Rindo, António convida-o a olhar à sua volta.

— Já viu alguma televisão na casa?
— Ah… não tem, então podemos tocar.
— A casa é vossa.

As pataniscas quentinhas foram deglutidas num ápice, o vinho fazia estalo e os ânimos foram crescendo com as músicas tradicionais que foram saindo dos instrumentos. As vozes soaram cânticos do Zeca, mas a do violeiro flutuava na sala, como que abençoando a Sacristia.

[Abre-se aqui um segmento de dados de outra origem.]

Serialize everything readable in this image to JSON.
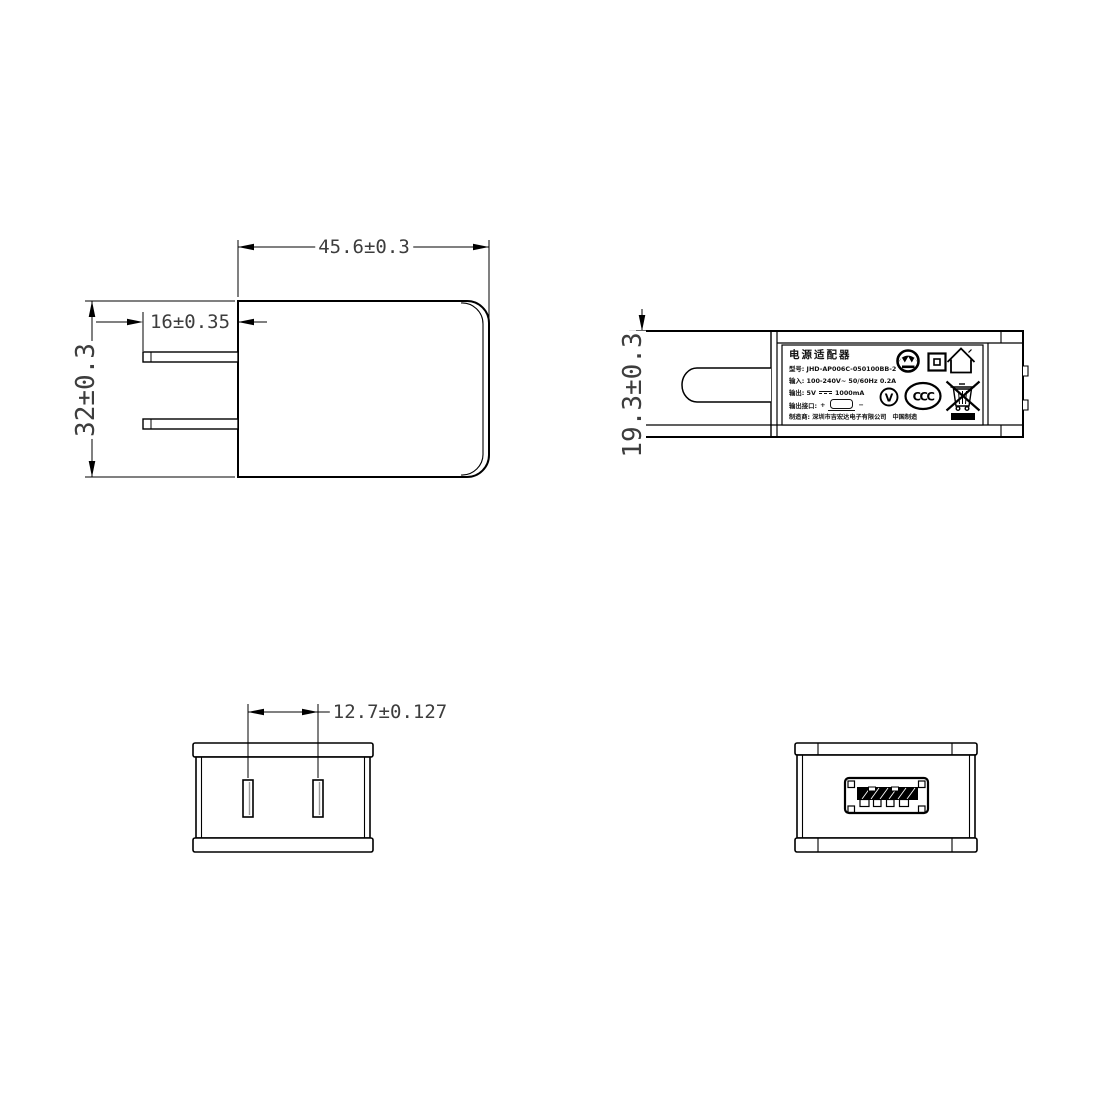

— Quanto é doce, quanto é bom
No mundo encontrar alguém
Que nos junte contra o peito
A quem nós chamemos mãe…

Não há dúvida que o baladeiro foi uma importante influência no panorama musical português! António recorda que chorou na primeira vez que ouviu essa canção do Zeca. Foi tocada na tasca do Tó, quando o seu irmão estava mal no hospital e tantas outras baladas do poeta fizeram chorar pessoas que se identificam com o sentimento que ele empregava nos poemas.
“Por trás daquela janela… faz anos o meu irmão!” a música foi arma na luta do Dr. José Afonso e continua a ser usada por quem entendeu a mensagem e persiste na luta silenciosa, mas que entra no coração de quem sofre. Surge-lhe na mente a Praça José Afonso em Belmonte, singela como o homem que lhe deu o nome. Recorda também que um dia na Póvoa de Varzim, o pequeno de estatura, mas grande homem, Manuel Lopes, lhe contou que na segunda-feira de Páscoa de 1972, José Afonso e uns amigos cantavam na bouça de Argivai a que chamavam o Anjo e teve que fugir da GNR, que movida pelo sistema da outra senhora, fazia caça aos que de qualquer forma lutavam contra o regime vigente. O tal que caiu da cadeira, o de Santa Comba Dão, fez sofrer o país que lhe deu nome e torturou muitos pais de filhos que apenas lutavam pela felicidade. A história sempre foi uma paixão para o novo tasqueiro que sem formação académica, tem uma cultura geral razoável e dá cartas numa conversa de cariz histórico. Sem saber datas de cor, identifica factos de forma cronológica, tal como a música, que é um autêntico calendário. Sabe que o Conjunto António Mafra gravou um single nos Estados Unidos, um dia depois de Elvis Presley ter gravado no mesmo estúdio. Ou que o primeiro single dos Rolling Stones foi gravado no dia 7 de Junho de 1963. Na música, já as datas estão mais presentes.